El encuentro aburría y se desarrollaba tal cuál se preveía tras el gol. El público alentaba y, lentamente, parecía volcarse a favor de los africanos. La última situación llegó con un remate cruzado de Ismael Fofaza que se perdió centímetros afuera del palo izquierdo de Bryant Rueckner.

Cambio de ritmo
En el complemento, el ingreso inesperado del frío obligó a varios de los aficionados a correr en busca de abrigo. Francois Bohe mandó a Serge Kouadio al campo de juego, pero el jugador del Academy Mimos-Sifcom no logró imponer su velocidad. Por el contrario, el que si exhibió su buena forma fue Gabe  Farfan, quien enganchó dos veces en el área marfilense antes de estrellar su remate en el travesaño

Mientras los peruanos se entretenían con la clásica "Ola" en las gradas, Hackworth ordenó el ingreso Ryan Soroka, el chico del gol 1,000 en la historia del Campeonato Mundial Sub-17 de la FIFA. Sin embargo, el juego continuó bajo los mismos márgenes de la primera mitad: buenas intenciones, muchas ganas y poco fútbol. Los marfilenses, sin nada que perder, intentaron acorralar a su rival: Marius Gnabouyou probó desde buena posición, pero Rueckner respondió bien parado. Minutos más tarde, el que intentó fue Kouakou, pero el balón se estrelló en el palo.

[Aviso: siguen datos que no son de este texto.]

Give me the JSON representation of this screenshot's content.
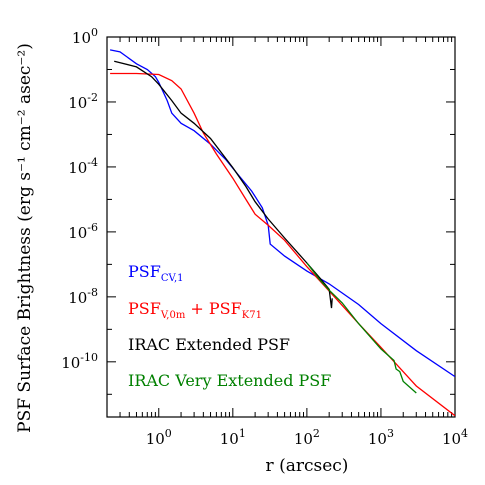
{
  "chart_data": {
    "type": "line",
    "xlabel": "r (arcsec)",
    "ylabel": "PSF Surface Brightness (erg s⁻¹ cm⁻² asec⁻²)",
    "xscale": "log",
    "yscale": "log",
    "xlim": [
      0.2,
      10000
    ],
    "ylim": [
      2e-12,
      1
    ],
    "xticks": [
      {
        "value": 1,
        "base": "10",
        "exp": "0"
      },
      {
        "value": 10,
        "base": "10",
        "exp": "1"
      },
      {
        "value": 100,
        "base": "10",
        "exp": "2"
      },
      {
        "value": 1000,
        "base": "10",
        "exp": "3"
      },
      {
        "value": 10000,
        "base": "10",
        "exp": "4"
      }
    ],
    "yticks": [
      {
        "value": 1e-10,
        "base": "10",
        "exp": "-10"
      },
      {
        "value": 1e-08,
        "base": "10",
        "exp": "-8"
      },
      {
        "value": 1e-06,
        "base": "10",
        "exp": "-6"
      },
      {
        "value": 0.0001,
        "base": "10",
        "exp": "-4"
      },
      {
        "value": 0.01,
        "base": "10",
        "exp": "-2"
      },
      {
        "value": 1,
        "base": "10",
        "exp": "0"
      }
    ],
    "legend_position": "bottom-left",
    "series": [
      {
        "name": "PSF_CV,1",
        "color": "#0000ff",
        "points": [
          [
            0.22,
            0.4
          ],
          [
            0.3,
            0.35
          ],
          [
            0.5,
            0.15
          ],
          [
            0.7,
            0.1
          ],
          [
            0.9,
            0.06
          ],
          [
            1.0,
            0.04
          ],
          [
            1.3,
            0.011
          ],
          [
            1.5,
            0.0045
          ],
          [
            2,
            0.0022
          ],
          [
            3,
            0.0013
          ],
          [
            5,
            0.0005
          ],
          [
            8,
            0.00017
          ],
          [
            12,
            5.5e-05
          ],
          [
            18,
            1.8e-05
          ],
          [
            25,
            5.5e-06
          ],
          [
            30,
            1.6e-06
          ],
          [
            32,
            4.2e-07
          ],
          [
            50,
            1.8e-07
          ],
          [
            100,
            6.2e-08
          ],
          [
            200,
            2.5e-08
          ],
          [
            500,
            5.8e-09
          ],
          [
            1000,
            1.5e-09
          ],
          [
            3000,
            2.2e-10
          ],
          [
            10000,
            3.5e-11
          ]
        ]
      },
      {
        "name": "PSF_V,0m + PSF_K71",
        "color": "#ff0000",
        "points": [
          [
            0.22,
            0.075
          ],
          [
            0.5,
            0.075
          ],
          [
            1,
            0.07
          ],
          [
            1.5,
            0.045
          ],
          [
            2,
            0.025
          ],
          [
            3,
            0.0045
          ],
          [
            4,
            0.0011
          ],
          [
            6,
            0.00025
          ],
          [
            10,
            4.5e-05
          ],
          [
            15,
            1e-05
          ],
          [
            20,
            3.5e-06
          ],
          [
            30,
            1.6e-06
          ],
          [
            50,
            5.5e-07
          ],
          [
            100,
            8.5e-08
          ],
          [
            200,
            1.5e-08
          ],
          [
            500,
            1.5e-09
          ],
          [
            1000,
            2.8e-10
          ],
          [
            3000,
            1.8e-11
          ],
          [
            10000,
            2.2e-12
          ]
        ]
      },
      {
        "name": "IRAC Extended PSF",
        "color": "#000000",
        "points": [
          [
            0.25,
            0.18
          ],
          [
            0.5,
            0.12
          ],
          [
            0.8,
            0.06
          ],
          [
            1,
            0.035
          ],
          [
            1.5,
            0.011
          ],
          [
            2,
            0.0045
          ],
          [
            3,
            0.0022
          ],
          [
            5,
            0.00075
          ],
          [
            10,
            9.5e-05
          ],
          [
            15,
            2.5e-05
          ],
          [
            20,
            8.5e-06
          ],
          [
            30,
            2.5e-06
          ],
          [
            50,
            6.5e-07
          ],
          [
            100,
            1.1e-07
          ],
          [
            150,
            3.8e-08
          ],
          [
            200,
            1.7e-08
          ],
          [
            215,
            4.5e-09
          ],
          [
            220,
            9e-09
          ]
        ]
      },
      {
        "name": "IRAC Very Extended PSF",
        "color": "#008000",
        "points": [
          [
            100,
            1.1e-07
          ],
          [
            150,
            3.3e-08
          ],
          [
            200,
            1.6e-08
          ],
          [
            300,
            6.5e-09
          ],
          [
            500,
            1.5e-09
          ],
          [
            1000,
            2.5e-10
          ],
          [
            1500,
            1.1e-10
          ],
          [
            1600,
            6e-11
          ],
          [
            1800,
            5e-11
          ],
          [
            2000,
            2.5e-11
          ],
          [
            3000,
            1.1e-11
          ]
        ]
      }
    ]
  },
  "legend": [
    {
      "base": "PSF",
      "sub": "CV,1",
      "mid": "",
      "base2": "",
      "sub2": "",
      "color": "#0000ff"
    },
    {
      "base": "PSF",
      "sub": "V,0m",
      "mid": " + PSF",
      "base2": "",
      "sub2": "K71",
      "color": "#ff0000"
    },
    {
      "base": "IRAC Extended PSF",
      "sub": "",
      "mid": "",
      "base2": "",
      "sub2": "",
      "color": "#000000"
    },
    {
      "base": "IRAC Very Extended PSF",
      "sub": "",
      "mid": "",
      "base2": "",
      "sub2": "",
      "color": "#008000"
    }
  ]
}
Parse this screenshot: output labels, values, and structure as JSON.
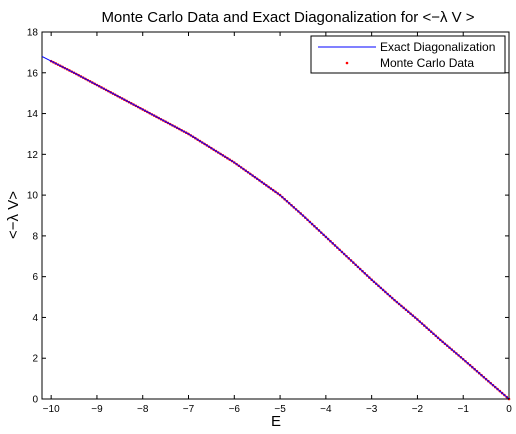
{
  "chart_data": {
    "type": "line",
    "title": "Monte Carlo Data and Exact Diagonalization for <−λ V >",
    "xlabel": "E",
    "ylabel": "<−λ V>",
    "xlim": [
      -10.2,
      0
    ],
    "ylim": [
      0,
      18
    ],
    "xticks": [
      -10,
      -9,
      -8,
      -7,
      -6,
      -5,
      -4,
      -3,
      -2,
      -1,
      0
    ],
    "yticks": [
      0,
      2,
      4,
      6,
      8,
      10,
      12,
      14,
      16,
      18
    ],
    "grid": false,
    "legend_position": "top-right",
    "series": [
      {
        "name": "Exact Diagonalization",
        "style": "line",
        "color": "#0000ff",
        "x": [
          -10.2,
          -9.5,
          -9.0,
          -8.5,
          -8.0,
          -7.5,
          -7.0,
          -6.5,
          -6.0,
          -5.5,
          -5.0,
          -4.5,
          -4.0,
          -3.5,
          -3.0,
          -2.5,
          -2.0,
          -1.5,
          -1.0,
          -0.5,
          0.0
        ],
        "y": [
          16.8,
          16.0,
          15.4,
          14.8,
          14.2,
          13.6,
          13.0,
          12.3,
          11.6,
          10.8,
          10.0,
          9.0,
          7.95,
          6.9,
          5.85,
          4.85,
          3.9,
          2.9,
          1.95,
          0.97,
          0.0
        ]
      },
      {
        "name": "Monte Carlo Data",
        "style": "points",
        "color": "#ff0000",
        "x_start": -10.0,
        "x_end": 0.0,
        "x_step": 0.05
      }
    ]
  }
}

El entrenador de Estados Unidos reconocería más tarde la superioridad de los africanos: "Nos desconcentramos un poco, es algo típico a esta edad. Necesitan alcanzar una madurez, que recién conseguirán con el paso del tiempo".

En los últimos minutos, la presión se volvió aún mayor cuando los estadounidenses sufrieron la expulsión de Amaechi Igwe por doble amonestación. Y así, tras una gran atajada de Rueckner ante un cabezazo de Koffi Kouassi, llegó el empate: un tiro de esquina derivó en Siaka Bamba, quien con un toque corto debajo del arco anotó el merecido empate (1-1; 87'). El estadio, con varios simpatizantes provenientes de Gambia, celebró ruidosamente la conquista.

"Queríamos ganar este partido para irnos con una buena imagen del torneo. Presionamos lo que pudimos en los minutos finales, pero lamentablemente, ni con el hombre de más, pudimos aprovechar las oportunidades que tuvimos", se lamentó Francois Bohe más tarde.